Significant progress has been made between Hungary and the European Commission, resulting in the release of billions of euros in European Union funds that were previously withheld. This comes as Hungary commits to a series of reforms aimed at improving transparency, governance, and the management of EU funds. European Commission President Ursula von der Leyen noted that Hungary has already initiated steps to tackle these issues, with planned reforms to bolster anti-corruption measures, enhance oversight, and integrate with the European Public Prosecutor’s Office.
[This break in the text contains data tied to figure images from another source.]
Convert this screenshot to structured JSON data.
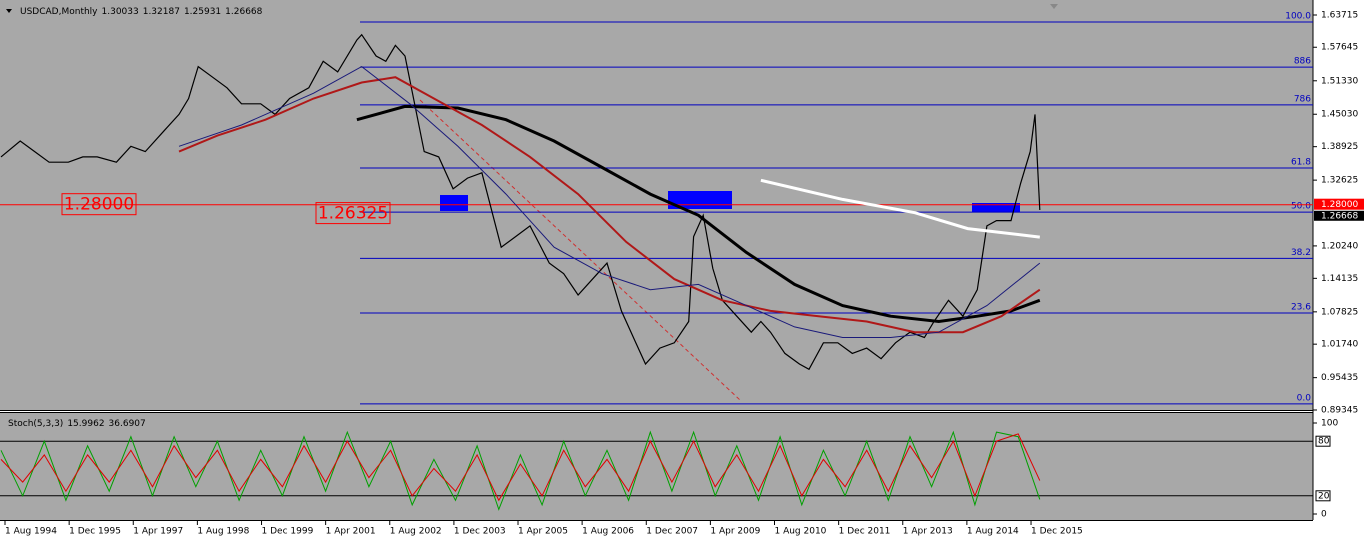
{
  "chart_data": [
    {
      "type": "line",
      "symbol": "USDCAD,Monthly",
      "ohlc": [
        1.30033,
        1.32187,
        1.25931,
        1.26668
      ],
      "xlim": [
        1994.479,
        2021.78
      ],
      "xticks": [
        {
          "value": 1994.583,
          "label": "1 Aug 1994"
        },
        {
          "value": 1995.917,
          "label": "1 Dec 1995"
        },
        {
          "value": 1997.25,
          "label": "1 Apr 1997"
        },
        {
          "value": 1998.583,
          "label": "1 Aug 1998"
        },
        {
          "value": 1999.917,
          "label": "1 Dec 1999"
        },
        {
          "value": 2001.25,
          "label": "1 Apr 2001"
        },
        {
          "value": 2002.583,
          "label": "1 Aug 2002"
        },
        {
          "value": 2003.917,
          "label": "1 Dec 2003"
        },
        {
          "value": 2005.25,
          "label": "1 Apr 2005"
        },
        {
          "value": 2006.583,
          "label": "1 Aug 2006"
        },
        {
          "value": 2007.917,
          "label": "1 Dec 2007"
        },
        {
          "value": 2009.25,
          "label": "1 Apr 2009"
        },
        {
          "value": 2010.583,
          "label": "1 Aug 2010"
        },
        {
          "value": 2011.917,
          "label": "1 Dec 2011"
        },
        {
          "value": 2013.25,
          "label": "1 Apr 2013"
        },
        {
          "value": 2014.583,
          "label": "1 Aug 2014"
        },
        {
          "value": 2015.917,
          "label": "1 Dec 2015"
        }
      ],
      "ylim": [
        0.89345,
        1.6654
      ],
      "yticks": [
        {
          "value": 1.63715,
          "label": "1.63715"
        },
        {
          "value": 1.57645,
          "label": "1.57645"
        },
        {
          "value": 1.5133,
          "label": "1.51330"
        },
        {
          "value": 1.4503,
          "label": "1.45030"
        },
        {
          "value": 1.38925,
          "label": "1.38925"
        },
        {
          "value": 1.32625,
          "label": "1.32625"
        },
        {
          "value": 1.2024,
          "label": "1.20240"
        },
        {
          "value": 1.14135,
          "label": "1.14135"
        },
        {
          "value": 1.07825,
          "label": "1.07825"
        },
        {
          "value": 1.0174,
          "label": "1.01740"
        },
        {
          "value": 0.95435,
          "label": "0.95435"
        },
        {
          "value": 0.89345,
          "label": "0.89345"
        }
      ],
      "series": [
        {
          "color": "#000000",
          "width": 1.2,
          "x": [
            1994.5,
            1994.9,
            1995.2,
            1995.5,
            1995.9,
            1996.2,
            1996.5,
            1996.9,
            1997.2,
            1997.5,
            1997.9,
            1998.2,
            1998.4,
            1998.6,
            1998.9,
            1999.2,
            1999.5,
            1999.9,
            2000.2,
            2000.5,
            2000.9,
            2001.2,
            2001.5,
            2001.9,
            2002.0,
            2002.3,
            2002.5,
            2002.7,
            2002.9,
            2003.1,
            2003.3,
            2003.6,
            2003.9,
            2004.2,
            2004.5,
            2004.9,
            2005.2,
            2005.5,
            2005.9,
            2006.2,
            2006.5,
            2006.9,
            2007.1,
            2007.4,
            2007.7,
            2007.9,
            2008.2,
            2008.5,
            2008.8,
            2008.9,
            2009.1,
            2009.3,
            2009.5,
            2009.8,
            2010.1,
            2010.3,
            2010.5,
            2010.8,
            2011.1,
            2011.3,
            2011.6,
            2011.9,
            2012.2,
            2012.5,
            2012.8,
            2013.1,
            2013.4,
            2013.7,
            2013.9,
            2014.2,
            2014.5,
            2014.8,
            2015.0,
            2015.2,
            2015.5,
            2015.7,
            2015.9,
            2016.0,
            2016.1
          ],
          "values": [
            1.37,
            1.4,
            1.38,
            1.36,
            1.36,
            1.37,
            1.37,
            1.36,
            1.39,
            1.38,
            1.42,
            1.45,
            1.48,
            1.54,
            1.52,
            1.5,
            1.47,
            1.47,
            1.45,
            1.48,
            1.5,
            1.55,
            1.53,
            1.59,
            1.6,
            1.56,
            1.55,
            1.58,
            1.56,
            1.47,
            1.38,
            1.37,
            1.31,
            1.33,
            1.34,
            1.2,
            1.22,
            1.24,
            1.17,
            1.15,
            1.11,
            1.15,
            1.17,
            1.08,
            1.02,
            0.98,
            1.01,
            1.02,
            1.06,
            1.22,
            1.26,
            1.16,
            1.1,
            1.07,
            1.04,
            1.06,
            1.04,
            1.0,
            0.98,
            0.97,
            1.02,
            1.02,
            1.0,
            1.01,
            0.99,
            1.02,
            1.04,
            1.03,
            1.06,
            1.1,
            1.07,
            1.12,
            1.24,
            1.25,
            1.25,
            1.32,
            1.38,
            1.45,
            1.27
          ]
        },
        {
          "color": "#000000",
          "width": 3,
          "x": [
            2001.9,
            2002.9,
            2004.0,
            2005.0,
            2006.0,
            2007.0,
            2008.0,
            2009.0,
            2010.0,
            2011.0,
            2012.0,
            2013.0,
            2014.0,
            2014.8,
            2015.5,
            2016.1
          ],
          "values": [
            1.44,
            1.465,
            1.462,
            1.44,
            1.4,
            1.35,
            1.3,
            1.26,
            1.19,
            1.13,
            1.09,
            1.07,
            1.06,
            1.07,
            1.08,
            1.1
          ]
        },
        {
          "color": "#ffffff",
          "width": 3,
          "x": [
            2010.3,
            2012.0,
            2013.5,
            2014.6,
            2016.1
          ],
          "values": [
            1.326,
            1.29,
            1.265,
            1.235,
            1.219
          ]
        },
        {
          "color": "#b01818",
          "width": 2,
          "x": [
            1998.2,
            1999.0,
            2000.0,
            2001.0,
            2002.0,
            2002.7,
            2003.5,
            2004.5,
            2005.5,
            2006.5,
            2007.5,
            2008.5,
            2009.5,
            2010.5,
            2011.5,
            2012.5,
            2013.5,
            2014.5,
            2015.3,
            2016.1
          ],
          "values": [
            1.38,
            1.41,
            1.44,
            1.48,
            1.51,
            1.52,
            1.48,
            1.43,
            1.37,
            1.3,
            1.21,
            1.14,
            1.1,
            1.08,
            1.07,
            1.06,
            1.04,
            1.04,
            1.07,
            1.12
          ]
        },
        {
          "color": "#1a1a7a",
          "width": 1,
          "x": [
            1998.2,
            1999.5,
            2001.0,
            2002.0,
            2003.0,
            2004.0,
            2005.0,
            2006.0,
            2007.0,
            2008.0,
            2009.0,
            2010.0,
            2011.0,
            2012.0,
            2013.0,
            2014.0,
            2015.0,
            2016.1
          ],
          "values": [
            1.39,
            1.43,
            1.49,
            1.54,
            1.47,
            1.39,
            1.3,
            1.2,
            1.15,
            1.12,
            1.13,
            1.09,
            1.05,
            1.03,
            1.03,
            1.04,
            1.09,
            1.17
          ]
        }
      ],
      "fib_levels": [
        {
          "label": "100.0",
          "value": 1.624
        },
        {
          "label": "886",
          "value": 1.539
        },
        {
          "label": "786",
          "value": 1.468
        },
        {
          "label": "61.8",
          "value": 1.349
        },
        {
          "label": "50.0",
          "value": 1.266
        },
        {
          "label": "38.2",
          "value": 1.179
        },
        {
          "label": "23.6",
          "value": 1.076
        },
        {
          "label": "0.0",
          "value": 0.905
        }
      ],
      "hline": {
        "value": 1.28,
        "label": "1.28000",
        "color": "#ff0000"
      },
      "annotations": [
        {
          "value": 1.28,
          "label": "1.28000"
        },
        {
          "value": 1.26325,
          "label": "1.26325"
        }
      ]
    },
    {
      "type": "line",
      "title": "Stoch(5,3,3)",
      "readings": [
        15.9962,
        36.6907
      ],
      "ylim": [
        -6.6,
        111
      ],
      "yticks": [
        0,
        100
      ],
      "levels": [
        80,
        20
      ],
      "x": [
        1994.5,
        1994.95,
        1995.4,
        1995.85,
        1996.3,
        1996.75,
        1997.2,
        1997.65,
        1998.1,
        1998.55,
        1999.0,
        1999.45,
        1999.9,
        2000.35,
        2000.8,
        2001.25,
        2001.7,
        2002.15,
        2002.6,
        2003.05,
        2003.5,
        2003.95,
        2004.4,
        2004.85,
        2005.3,
        2005.75,
        2006.2,
        2006.65,
        2007.1,
        2007.55,
        2008.0,
        2008.45,
        2008.9,
        2009.35,
        2009.8,
        2010.25,
        2010.7,
        2011.15,
        2011.6,
        2012.05,
        2012.5,
        2012.95,
        2013.4,
        2013.85,
        2014.3,
        2014.75,
        2015.2,
        2015.65,
        2016.1
      ],
      "series": [
        {
          "color": "#00a000",
          "values": [
            70,
            20,
            80,
            15,
            75,
            25,
            85,
            20,
            85,
            30,
            80,
            15,
            70,
            20,
            85,
            25,
            90,
            30,
            80,
            10,
            60,
            15,
            75,
            5,
            65,
            10,
            80,
            20,
            70,
            15,
            90,
            25,
            90,
            20,
            75,
            15,
            85,
            10,
            70,
            20,
            80,
            15,
            85,
            30,
            90,
            10,
            90,
            85,
            15.9962
          ]
        },
        {
          "color": "#e00000",
          "values": [
            60,
            35,
            65,
            25,
            65,
            35,
            70,
            30,
            75,
            40,
            70,
            25,
            60,
            30,
            75,
            35,
            80,
            40,
            70,
            20,
            50,
            25,
            65,
            15,
            55,
            20,
            70,
            30,
            60,
            25,
            80,
            35,
            80,
            30,
            65,
            25,
            75,
            20,
            60,
            30,
            70,
            25,
            75,
            40,
            80,
            20,
            80,
            88,
            36.6907
          ]
        }
      ]
    }
  ]
}
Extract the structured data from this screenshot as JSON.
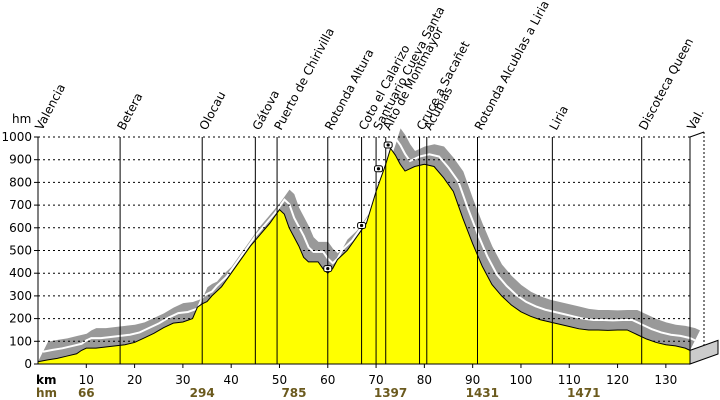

As part of the agreement, Hungary is set to receive €16.2 billion in EU funding, which will be directed towards key areas such as infrastructure, energy security, housing, transportation, and business development. The potential for additional funding exists, contingent on the implementation of further reforms, particularly those focused on higher education and academic governance. Hungarian Prime Minister Péter Magyar highlighted the significance of this funding package, describing it as a crucial boost for the country’s economic growth and investment initiatives.
An important aspect of the agreement is the reinstatement of Hungarian students into the Erasmus exchange program, anticipated to commence in the upcoming academic year. This step is seen as a positive development in educational cooperation and opportunities for Hungarian students.
Despite these advancements, migration policy continues to be a contentious issue in Hungary’s discussions with the EU. Prime Minister Magyar reiterated Hungary’s commitment to strict border controls and the prevention of illegal migration, while also adhering to its European obligations. He stressed the necessity of efficiently protecting the EU’s external borders and confirmed that Hungary will not be establishing migrant camps within its territory.
The funding agreement represents a pivotal moment in the relationship between Hungary and the European Commission, following years of disagreements over governance, judicial reforms, and budgetary matters. This development is expected to improve bilateral relations and foster closer cooperation between the two entities.